Vazquez is especially pleased with the moving messages she gets for stickers that touch people’s hearts, such as a sticker of a child in a wheelchair that delighted a kid whose dad uses one. She’s concerned about other aspects of representation too. When she observed that most people on stickers were white, Vazquez set out to change that with her designs; a recent sticker she produced features a Black woman’s hand signing “I love you” in American Sign Language.
Even though Vazquez has found that die-hard sticker lovers “tend to be a bit introverted,” she has found that social media engagement helps fuel her business, and sticker fandom as a whole. “It’s not just a scrolling thing where people are looking at other people’s stuff,” she observes. “They’re asking where someone got the sticker, how long they’ve had it, and if they want to swap it for something else.”
So what is fueling the current sticker revival? It boils down to nostalgia, personalization, and price. Sarah Schwartz, Editor-in-Chief of Stationery Trends Magazine and founder of the website The Paper Nerd, links stickers’ comeback to the “pencil resurgence” she’s seeing in the stationery market. “What stickers and pencils have in common is they’re cheap and they’re collectible. You get one, you tend to get more.” Scwhartz calls them “affordable splurges” and recalls that at the most recent National Stationery Show, most retailers were snapping up stickers. “There is a backlash to the digital transformation of our culture. There’s something simple and accessible about these little endearing objects.”

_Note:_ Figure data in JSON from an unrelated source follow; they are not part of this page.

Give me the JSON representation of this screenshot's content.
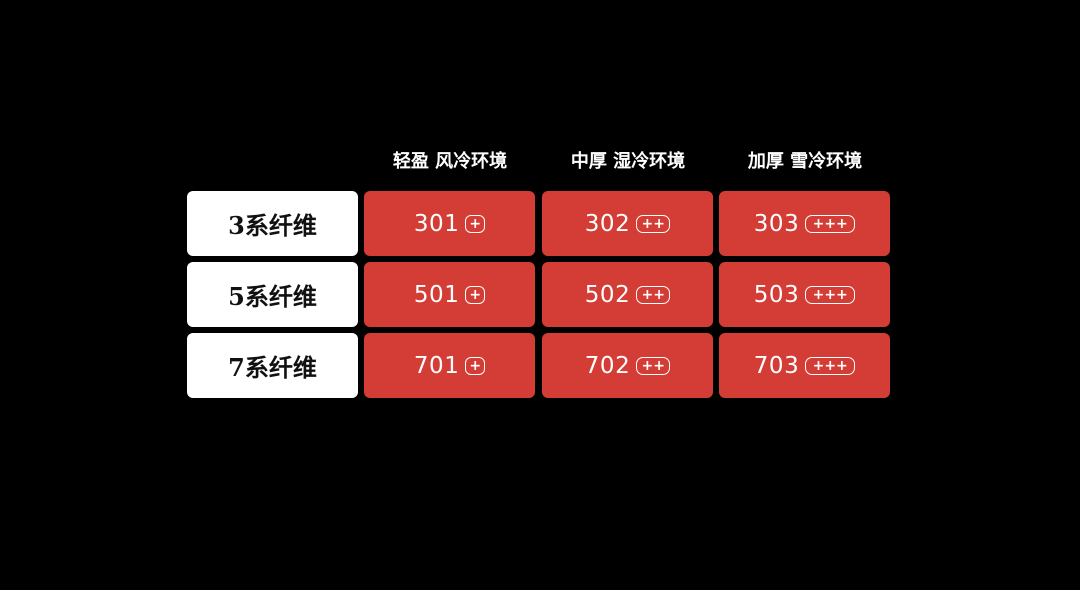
{
  "columns": [
    "轻盈 风冷环境",
    "中厚 湿冷环境",
    "加厚 雪冷环境"
  ],
  "rows": [
    {
      "label": "3系纤维",
      "cells": [
        {
          "code": "301",
          "badge": "+"
        },
        {
          "code": "302",
          "badge": "++"
        },
        {
          "code": "303",
          "badge": "+++"
        }
      ]
    },
    {
      "label": "5系纤维",
      "cells": [
        {
          "code": "501",
          "badge": "+"
        },
        {
          "code": "502",
          "badge": "++"
        },
        {
          "code": "503",
          "badge": "+++"
        }
      ]
    },
    {
      "label": "7系纤维",
      "cells": [
        {
          "code": "701",
          "badge": "+"
        },
        {
          "code": "702",
          "badge": "++"
        },
        {
          "code": "703",
          "badge": "+++"
        }
      ]
    }
  ],
  "colors": {
    "background": "#000000",
    "cell": "#d43d35",
    "label_box": "#ffffff",
    "label_text": "#111111",
    "header_text": "#ffffff"
  }
}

Caroline Weaver, 29, owner of New York City shop CW Pencil Enterprise, which at one point boasted its own sticker room, tells me stickers “evoke a really intense sense of nostalgia” for her generation. “We’ve been relying on all these tech devices for long enough now that people are reverting back to these simpler, more pleasurable, more tangible analog things because it’s just a different experience. For the most part stickers don’t have an inherent purpose, so I think adults buy them for the exact same reason that kids buy them: because they’re fun and it makes them happy.”
The crafting boom during the COVID-19 pandemic has also boosted stickers’ appeal. Both Pipsticks and EverythingSmells have seen online sales soar since March. Vazquez’s Pipsticks customers have told her how stickers have helped them get through the “sadness and isolation” of 2020. EverythingSmells’ sales are up 43% over 2019. Founder Riniker believes people “are looking to their childhood toys, stickers, and memories to help soothe and restore” during this challenging time.
Additionally, sticker creators have used their artwork to reflect the upsides and downsides of this tumultuous year, producing images of a dumpster fire and voting sheets, to stickers featuring Congresswoman Alexandria Ocasio-Cortez and Megan Thee Stallion and Cardi B from the “WAP” video.
Brittany O’Brien, 27, founder of the company Brittany Paige, started selling a “You’re Killing It” hand sanitizer sticker on March 25; it was an instant bestseller, and, customers told O’Brien they’d gifted the sticker to loved ones who’d lost their jobs or were essential workers. One, a nurse at NYU Langone, put the sticker on the computer in the hospital’s break room.